The new vogue appears to be the interval or short term workout, in which the respiratory and cardio systems of the body are pushed past a threshold at which they are forced to make expand their capacities. Weight training has also undergone an upgrade now in which there are "experts" who claim that it is sufficient to assure fitness without augmentation by cardio. In posts like"Aerobic Weight Training" I have maintained that the demarcation that is believed to exist between weight training and cardio training is or at least can be a false one. I believe weight training can be paced in such a way as to make it highly aerobic.
The reality is that treadmilling etc will not go gently into that good fitness night. At any given time in my gym a numeric majority of the members are in the cardio area. They outnumber the weight trainers and the aerobics class combined. When these folks read that they are no longer treading the path to true fitness, they will not take it well. I don't think my gym will soon be shrinking the cardio area to put in more weight equipment.

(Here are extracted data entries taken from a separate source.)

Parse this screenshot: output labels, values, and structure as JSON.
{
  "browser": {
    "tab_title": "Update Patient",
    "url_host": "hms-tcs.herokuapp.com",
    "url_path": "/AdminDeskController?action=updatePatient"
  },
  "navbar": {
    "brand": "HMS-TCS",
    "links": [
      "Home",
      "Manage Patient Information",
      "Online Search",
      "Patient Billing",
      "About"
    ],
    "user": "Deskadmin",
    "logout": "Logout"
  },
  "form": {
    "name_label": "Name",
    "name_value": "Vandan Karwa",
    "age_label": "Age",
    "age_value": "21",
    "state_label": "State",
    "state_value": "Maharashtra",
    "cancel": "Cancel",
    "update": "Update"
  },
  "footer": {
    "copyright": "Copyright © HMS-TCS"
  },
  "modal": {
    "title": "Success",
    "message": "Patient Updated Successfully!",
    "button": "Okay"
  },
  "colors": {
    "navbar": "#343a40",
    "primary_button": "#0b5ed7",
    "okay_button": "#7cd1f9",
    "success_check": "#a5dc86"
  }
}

This resistance brings me to some brutal truths about exercise. The first is that the vast majority of people will never undertake a successful exercise program. They are temperamentally incapable of sustaining the amount of work and inconvenience it demands. This blog will never match the readership of a celebrity news blog,because the number of people who can even contemplate a fitness program of any magnitude is minuscule. If health concerns motivate such people to undertake exercise they will gravitate to gurus who assure them that minimal exertion workouts are all that is required. The "total fitness on 20 minutes of walking" myth is destined to be sold to every generation.
Those that do undertake successful exercise programs often unfortunately can be classified as suffering from an obsession. To the non-exerciser the idea that one can be addicted to it seems absurd, but the gym has a fair percentage of members who are compelled to train. I personally believe that the treadmills and other cardio equipment are more likely to be more populated with such obsessive trainers than the weight area.
Cardio equipment with its readouts which track progress breed trade-off behavior. The "miller" might be atoning for something he/she has eaten, feeling increasing relief as the calorie count heads upward. He/she may be making a withdrawal from the calorie bank, knowing that a piece of cake can be thus paid for. There are numerous other scenarios for those driven to exercise out of some powerful psyhchological need.
The obsessive trainers will never abandon their activity based solely on evidence that it is not the optimal way to achieve and maintain fitness. When asked what the primary joy is for her in a marathon one runner admitted that the eating necessary before and after was by far the best part. I think that says alot about whether there will be layoffs at the running shoe factory. Your servant, as always.